日本法人が、業務提携などにより外国法人や非居住者(以下「非居住者等」)から出資を受け入れる場合があります。
今回は、日本法人が非居住者等に配当を支払う場合の源泉徴収について取上げます。
まず、以下のケースを考えてみましょう。
『日本法人A社は、株主であるドイツ法人B社に対して配当10,000を支払うこととなりました。
B社は1年前からA社の議決権のある株式を20%保有しています。
また、B社は日本に恒久的施設(PE)を有していません。
この場合、B社に支払う配当について、源泉徴収は必要でしょうか。』
このケースでは、まず国内法の取り扱いを確認します。
次に、日本と相手国の間で租税条約が結ばれている場合には租税条約の内容を確認し、国内法で規定する源泉徴収税率よりも低い税率で課税する旨が定められている場合には、その低い税率で源泉徴収することとなります。
国内法の検討
所得税法第24条第1項(配当所得)に規定する配当等のうち、次に掲げるものは、国内源泉所得に該当するため、非居住者等に支払う際には源泉徴収をしなければなりません。
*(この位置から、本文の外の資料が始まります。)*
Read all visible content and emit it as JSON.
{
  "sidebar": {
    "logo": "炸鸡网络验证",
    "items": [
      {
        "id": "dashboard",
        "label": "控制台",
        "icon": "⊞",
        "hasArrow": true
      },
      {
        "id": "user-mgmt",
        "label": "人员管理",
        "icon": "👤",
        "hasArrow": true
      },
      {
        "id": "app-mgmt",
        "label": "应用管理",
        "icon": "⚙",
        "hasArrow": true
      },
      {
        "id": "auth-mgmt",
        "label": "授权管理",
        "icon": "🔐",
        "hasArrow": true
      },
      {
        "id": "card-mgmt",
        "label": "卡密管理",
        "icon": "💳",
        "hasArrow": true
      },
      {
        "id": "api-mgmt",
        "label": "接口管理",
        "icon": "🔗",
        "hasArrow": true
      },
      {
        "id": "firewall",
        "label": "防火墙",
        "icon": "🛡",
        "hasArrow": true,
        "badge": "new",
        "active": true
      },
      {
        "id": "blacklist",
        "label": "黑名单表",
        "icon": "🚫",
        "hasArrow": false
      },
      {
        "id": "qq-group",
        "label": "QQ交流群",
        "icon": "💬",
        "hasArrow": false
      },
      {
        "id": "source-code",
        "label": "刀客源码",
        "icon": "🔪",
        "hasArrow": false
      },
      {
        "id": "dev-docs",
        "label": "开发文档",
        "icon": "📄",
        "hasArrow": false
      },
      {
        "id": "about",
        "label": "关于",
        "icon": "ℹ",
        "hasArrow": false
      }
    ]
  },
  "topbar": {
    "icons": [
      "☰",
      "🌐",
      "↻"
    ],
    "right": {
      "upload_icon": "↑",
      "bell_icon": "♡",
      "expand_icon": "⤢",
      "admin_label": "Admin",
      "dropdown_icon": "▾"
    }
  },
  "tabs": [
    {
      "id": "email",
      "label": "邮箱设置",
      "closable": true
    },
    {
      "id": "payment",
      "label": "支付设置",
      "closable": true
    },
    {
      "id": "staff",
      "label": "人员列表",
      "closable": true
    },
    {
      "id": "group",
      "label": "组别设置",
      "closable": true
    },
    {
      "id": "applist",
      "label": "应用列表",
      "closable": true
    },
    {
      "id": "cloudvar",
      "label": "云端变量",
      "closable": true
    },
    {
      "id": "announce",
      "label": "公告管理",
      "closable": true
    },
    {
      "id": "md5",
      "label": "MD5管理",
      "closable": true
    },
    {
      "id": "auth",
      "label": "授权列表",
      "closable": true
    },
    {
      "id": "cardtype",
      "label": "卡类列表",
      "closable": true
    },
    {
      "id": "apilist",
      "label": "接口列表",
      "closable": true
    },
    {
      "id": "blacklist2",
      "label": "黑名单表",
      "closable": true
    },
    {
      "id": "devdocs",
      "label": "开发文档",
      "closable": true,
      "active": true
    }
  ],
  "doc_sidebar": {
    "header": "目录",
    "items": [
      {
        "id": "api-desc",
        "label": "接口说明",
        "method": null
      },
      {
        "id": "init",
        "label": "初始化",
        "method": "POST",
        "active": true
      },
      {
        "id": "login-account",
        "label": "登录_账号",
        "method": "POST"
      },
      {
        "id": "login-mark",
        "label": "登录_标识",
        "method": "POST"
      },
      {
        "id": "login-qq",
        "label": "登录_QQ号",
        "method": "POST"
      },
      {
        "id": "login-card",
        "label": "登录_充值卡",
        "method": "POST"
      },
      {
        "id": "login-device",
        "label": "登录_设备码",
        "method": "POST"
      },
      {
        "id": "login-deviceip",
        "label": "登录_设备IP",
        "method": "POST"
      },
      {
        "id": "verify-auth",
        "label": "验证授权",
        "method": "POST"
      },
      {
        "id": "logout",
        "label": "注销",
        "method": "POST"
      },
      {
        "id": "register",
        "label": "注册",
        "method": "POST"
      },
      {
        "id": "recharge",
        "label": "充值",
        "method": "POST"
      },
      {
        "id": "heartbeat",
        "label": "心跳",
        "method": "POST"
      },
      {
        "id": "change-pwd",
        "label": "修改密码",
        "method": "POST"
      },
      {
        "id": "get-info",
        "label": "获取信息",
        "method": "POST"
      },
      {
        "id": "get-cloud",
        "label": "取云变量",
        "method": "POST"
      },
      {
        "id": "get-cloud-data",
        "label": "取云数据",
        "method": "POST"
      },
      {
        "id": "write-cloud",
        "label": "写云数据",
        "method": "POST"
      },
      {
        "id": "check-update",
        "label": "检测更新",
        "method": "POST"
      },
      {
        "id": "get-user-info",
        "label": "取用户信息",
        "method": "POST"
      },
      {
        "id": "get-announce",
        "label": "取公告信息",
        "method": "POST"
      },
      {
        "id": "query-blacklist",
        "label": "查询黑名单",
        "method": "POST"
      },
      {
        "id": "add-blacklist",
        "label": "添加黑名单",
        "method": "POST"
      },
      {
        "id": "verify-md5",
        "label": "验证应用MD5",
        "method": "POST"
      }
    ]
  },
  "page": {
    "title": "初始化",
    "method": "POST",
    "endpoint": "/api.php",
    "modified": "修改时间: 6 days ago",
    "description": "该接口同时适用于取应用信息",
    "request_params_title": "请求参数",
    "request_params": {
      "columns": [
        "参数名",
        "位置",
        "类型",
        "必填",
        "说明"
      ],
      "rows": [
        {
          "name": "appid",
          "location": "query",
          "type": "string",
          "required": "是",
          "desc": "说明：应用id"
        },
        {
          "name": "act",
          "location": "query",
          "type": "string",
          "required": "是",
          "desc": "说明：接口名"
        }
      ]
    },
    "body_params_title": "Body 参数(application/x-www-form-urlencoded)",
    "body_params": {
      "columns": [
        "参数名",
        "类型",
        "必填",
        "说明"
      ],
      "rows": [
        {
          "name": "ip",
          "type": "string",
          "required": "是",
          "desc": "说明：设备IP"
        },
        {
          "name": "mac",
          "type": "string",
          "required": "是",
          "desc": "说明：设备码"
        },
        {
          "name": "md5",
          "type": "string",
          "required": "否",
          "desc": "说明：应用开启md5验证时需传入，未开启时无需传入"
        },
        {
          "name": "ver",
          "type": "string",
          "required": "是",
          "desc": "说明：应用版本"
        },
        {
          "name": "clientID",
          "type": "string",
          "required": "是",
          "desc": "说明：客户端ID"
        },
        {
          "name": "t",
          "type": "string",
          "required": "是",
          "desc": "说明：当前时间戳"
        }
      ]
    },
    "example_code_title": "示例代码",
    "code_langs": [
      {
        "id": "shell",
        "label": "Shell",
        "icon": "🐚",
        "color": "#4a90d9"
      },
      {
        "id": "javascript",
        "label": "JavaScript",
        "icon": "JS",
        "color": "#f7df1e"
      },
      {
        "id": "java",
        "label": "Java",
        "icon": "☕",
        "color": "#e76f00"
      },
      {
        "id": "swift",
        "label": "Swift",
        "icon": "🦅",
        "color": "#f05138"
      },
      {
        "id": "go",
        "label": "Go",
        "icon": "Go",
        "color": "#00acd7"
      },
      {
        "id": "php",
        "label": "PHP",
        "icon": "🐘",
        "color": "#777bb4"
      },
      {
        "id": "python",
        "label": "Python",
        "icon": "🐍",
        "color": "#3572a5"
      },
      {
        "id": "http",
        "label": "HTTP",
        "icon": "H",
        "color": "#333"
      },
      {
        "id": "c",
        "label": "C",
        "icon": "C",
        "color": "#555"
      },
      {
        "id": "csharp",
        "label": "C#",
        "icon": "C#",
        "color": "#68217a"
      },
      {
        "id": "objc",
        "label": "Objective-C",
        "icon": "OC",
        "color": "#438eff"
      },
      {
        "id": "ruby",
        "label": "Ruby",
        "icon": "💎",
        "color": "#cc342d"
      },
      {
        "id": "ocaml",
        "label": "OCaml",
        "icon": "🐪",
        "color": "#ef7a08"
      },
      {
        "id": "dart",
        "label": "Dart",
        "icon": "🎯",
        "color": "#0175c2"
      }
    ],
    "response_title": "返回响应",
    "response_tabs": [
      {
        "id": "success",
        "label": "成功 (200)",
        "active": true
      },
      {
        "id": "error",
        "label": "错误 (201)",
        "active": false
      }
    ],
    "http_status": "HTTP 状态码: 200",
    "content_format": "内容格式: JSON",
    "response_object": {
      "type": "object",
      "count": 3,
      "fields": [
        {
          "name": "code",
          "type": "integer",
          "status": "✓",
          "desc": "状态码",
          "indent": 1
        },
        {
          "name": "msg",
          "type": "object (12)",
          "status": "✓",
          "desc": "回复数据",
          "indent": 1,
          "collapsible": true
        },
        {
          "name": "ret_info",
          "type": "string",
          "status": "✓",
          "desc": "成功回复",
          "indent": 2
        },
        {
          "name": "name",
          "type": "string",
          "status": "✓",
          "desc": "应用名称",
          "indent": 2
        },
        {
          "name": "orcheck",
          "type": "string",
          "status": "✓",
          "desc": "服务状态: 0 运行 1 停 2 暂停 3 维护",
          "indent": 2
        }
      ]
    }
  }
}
源泉徴収税率は20%(復興特別所得税を加味すると20.42%)です。
- 内国法人から受ける所得税法第24条第1項に規定する剰余金の配当、利益の配当、剰余金の分配又は基金利息
- 国内にある営業所に信託された投資信託(公社債投資信託及び公募公社債等運用投資信託を除きます。)又は特定受益証券発行信託の収益の分配
したがって、日本法人A社は、ドイツ法人B社に配当を支払う際に、2,042(=10,000×20.42%)を源泉徴収しなければなりません。